The decreases in Interest expense in 2008 and 2007 were due primarily to lower average revolving credit
facility balances and U.S. Cellular settling its variable prepaid forward contracts in May 2007.
Income tax expense
The effective tax rate on Income before income taxes and minority interest (‘‘pre-tax income’’) was
12.2%, 39.7% and 38.5% for 2008, 2007, and 2006, respectively.
The 2008 income tax expense includes a tax benefit of $149.6 million related to the $386.7 million loss
on impairment of intangible assets. As a result of this impairment loss, the dollar amount of U.S.
Cellular’s pre-tax income and income taxes calculated at the statutory rate was substantially reduced,
which magnifies the dollar amount of other tax items in percentage terms. The 2008 state income tax
amount includes a $15.1 million benefit from the loss on impairment of intangible assets, a $7.6 million
benefit from a change in filing positions in certain states and a $2.5 million benefit from the resolution of
a prior period tax issue. Compared to 2007, the state tax rate also benefitted due to an increase of
$3.3 million in deferred tax valuation allowances in 2007 resulting from the restructuring of certain legal
entities for tax purposes that did not occur in 2008. Compared to 2007, the overall tax rate also
benefitted due to a $4.6 million one-time write-off in 2007 of deferred tax assets for certain partnerships
(which is reflected in minority share of income not included in the consolidated tax return), and the
resolution of other prior period tax issues.

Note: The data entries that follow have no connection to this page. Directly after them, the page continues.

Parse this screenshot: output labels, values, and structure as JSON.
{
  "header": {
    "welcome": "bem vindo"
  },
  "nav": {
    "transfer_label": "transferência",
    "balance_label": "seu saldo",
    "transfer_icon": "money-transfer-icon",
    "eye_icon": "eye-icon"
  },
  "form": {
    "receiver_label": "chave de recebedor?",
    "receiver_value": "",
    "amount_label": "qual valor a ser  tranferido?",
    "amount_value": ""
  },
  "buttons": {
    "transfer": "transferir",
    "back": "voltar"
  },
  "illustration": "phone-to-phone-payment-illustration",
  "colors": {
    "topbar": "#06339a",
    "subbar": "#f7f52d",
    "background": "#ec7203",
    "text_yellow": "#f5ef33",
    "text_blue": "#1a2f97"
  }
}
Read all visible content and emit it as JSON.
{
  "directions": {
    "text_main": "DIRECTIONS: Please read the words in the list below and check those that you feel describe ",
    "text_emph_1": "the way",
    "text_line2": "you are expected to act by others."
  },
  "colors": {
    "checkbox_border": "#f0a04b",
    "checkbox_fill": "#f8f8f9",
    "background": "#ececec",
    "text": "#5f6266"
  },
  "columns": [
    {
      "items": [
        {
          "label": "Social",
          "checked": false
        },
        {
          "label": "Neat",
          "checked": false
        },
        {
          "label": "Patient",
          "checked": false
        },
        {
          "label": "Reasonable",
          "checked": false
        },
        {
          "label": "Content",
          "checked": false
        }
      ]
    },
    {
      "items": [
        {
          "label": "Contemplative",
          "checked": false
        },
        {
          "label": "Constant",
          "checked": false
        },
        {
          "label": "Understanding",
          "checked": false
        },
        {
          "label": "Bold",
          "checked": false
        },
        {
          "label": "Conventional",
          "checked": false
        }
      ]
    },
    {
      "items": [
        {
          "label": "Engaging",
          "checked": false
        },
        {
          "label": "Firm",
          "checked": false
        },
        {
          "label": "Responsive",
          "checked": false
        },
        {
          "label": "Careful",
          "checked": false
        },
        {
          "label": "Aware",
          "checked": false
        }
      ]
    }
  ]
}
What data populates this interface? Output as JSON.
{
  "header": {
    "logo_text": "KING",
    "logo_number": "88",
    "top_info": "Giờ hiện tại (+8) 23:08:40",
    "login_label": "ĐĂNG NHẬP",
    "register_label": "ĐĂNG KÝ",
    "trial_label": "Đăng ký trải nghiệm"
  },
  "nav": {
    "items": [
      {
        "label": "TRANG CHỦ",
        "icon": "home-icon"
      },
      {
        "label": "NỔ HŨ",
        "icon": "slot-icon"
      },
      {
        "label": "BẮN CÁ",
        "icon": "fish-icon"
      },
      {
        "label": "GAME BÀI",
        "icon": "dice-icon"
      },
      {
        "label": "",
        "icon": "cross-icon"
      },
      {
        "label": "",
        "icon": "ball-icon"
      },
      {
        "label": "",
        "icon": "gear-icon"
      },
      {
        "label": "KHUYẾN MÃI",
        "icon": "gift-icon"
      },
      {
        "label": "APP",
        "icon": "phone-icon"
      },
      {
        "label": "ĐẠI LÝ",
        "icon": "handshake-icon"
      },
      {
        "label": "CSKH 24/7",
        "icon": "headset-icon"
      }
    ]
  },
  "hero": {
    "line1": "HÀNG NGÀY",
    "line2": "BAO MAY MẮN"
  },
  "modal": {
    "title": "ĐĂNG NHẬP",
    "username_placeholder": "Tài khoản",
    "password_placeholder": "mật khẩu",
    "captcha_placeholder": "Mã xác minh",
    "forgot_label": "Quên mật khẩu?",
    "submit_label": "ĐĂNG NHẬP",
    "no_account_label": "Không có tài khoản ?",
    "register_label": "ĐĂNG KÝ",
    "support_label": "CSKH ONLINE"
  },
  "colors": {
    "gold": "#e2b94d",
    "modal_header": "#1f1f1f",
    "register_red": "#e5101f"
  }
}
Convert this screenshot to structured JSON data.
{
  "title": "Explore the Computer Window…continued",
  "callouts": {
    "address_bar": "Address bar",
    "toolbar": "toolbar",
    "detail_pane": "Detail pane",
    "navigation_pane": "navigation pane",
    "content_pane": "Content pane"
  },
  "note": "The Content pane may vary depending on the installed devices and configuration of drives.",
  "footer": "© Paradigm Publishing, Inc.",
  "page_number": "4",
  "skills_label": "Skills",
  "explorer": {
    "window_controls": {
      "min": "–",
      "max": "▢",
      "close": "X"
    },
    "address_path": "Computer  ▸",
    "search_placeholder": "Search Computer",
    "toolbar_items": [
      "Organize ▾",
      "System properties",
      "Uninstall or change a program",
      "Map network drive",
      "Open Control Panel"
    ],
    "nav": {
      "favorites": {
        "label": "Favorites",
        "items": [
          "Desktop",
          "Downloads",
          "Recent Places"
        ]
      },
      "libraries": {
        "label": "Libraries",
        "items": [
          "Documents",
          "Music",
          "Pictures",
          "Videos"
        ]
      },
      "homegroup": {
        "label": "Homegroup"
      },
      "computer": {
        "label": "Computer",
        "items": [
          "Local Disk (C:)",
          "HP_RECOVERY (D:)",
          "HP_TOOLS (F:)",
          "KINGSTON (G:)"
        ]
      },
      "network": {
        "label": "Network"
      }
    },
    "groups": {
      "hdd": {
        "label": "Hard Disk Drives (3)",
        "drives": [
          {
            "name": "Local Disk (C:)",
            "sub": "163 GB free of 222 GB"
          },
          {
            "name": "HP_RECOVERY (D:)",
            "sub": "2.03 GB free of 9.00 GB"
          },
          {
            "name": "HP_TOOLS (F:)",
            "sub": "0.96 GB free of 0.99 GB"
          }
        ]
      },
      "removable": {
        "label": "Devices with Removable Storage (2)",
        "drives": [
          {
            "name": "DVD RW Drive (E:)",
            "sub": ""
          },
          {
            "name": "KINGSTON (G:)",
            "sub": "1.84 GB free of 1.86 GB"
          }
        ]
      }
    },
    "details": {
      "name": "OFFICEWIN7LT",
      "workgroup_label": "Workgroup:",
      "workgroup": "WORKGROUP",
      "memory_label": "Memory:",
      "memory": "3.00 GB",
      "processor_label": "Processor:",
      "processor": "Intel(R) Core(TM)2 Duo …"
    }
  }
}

The 2007 tax rate was higher than the 2006 tax rate due to the increase in deferred tax valuation
allowances and the one-time write-off of deferred tax assets noted above.
INFLATION
Management believes that inflation affects U.S. Cellular’s business to no greater or lesser extent than the
general economy.
RECENT ACCOUNTING PRONOUNCEMENTS
In general, recent accounting pronouncements did not have and are not expected to have a significant
effect on U.S. Cellular’s financial condition and results of operations, except that certain recent
accounting pronouncements will have a significant effect on how U.S. Cellular will account for future
acquisitions and how U.S. Cellular will present and disclose minority interests (to be redesignated as
non-controlling interests) in 2009 and subsequent years.
See Note 1—Summary of Significant Accounting Policies in the Notes to Consolidated Financial
Statements for information on recent accounting pronouncements.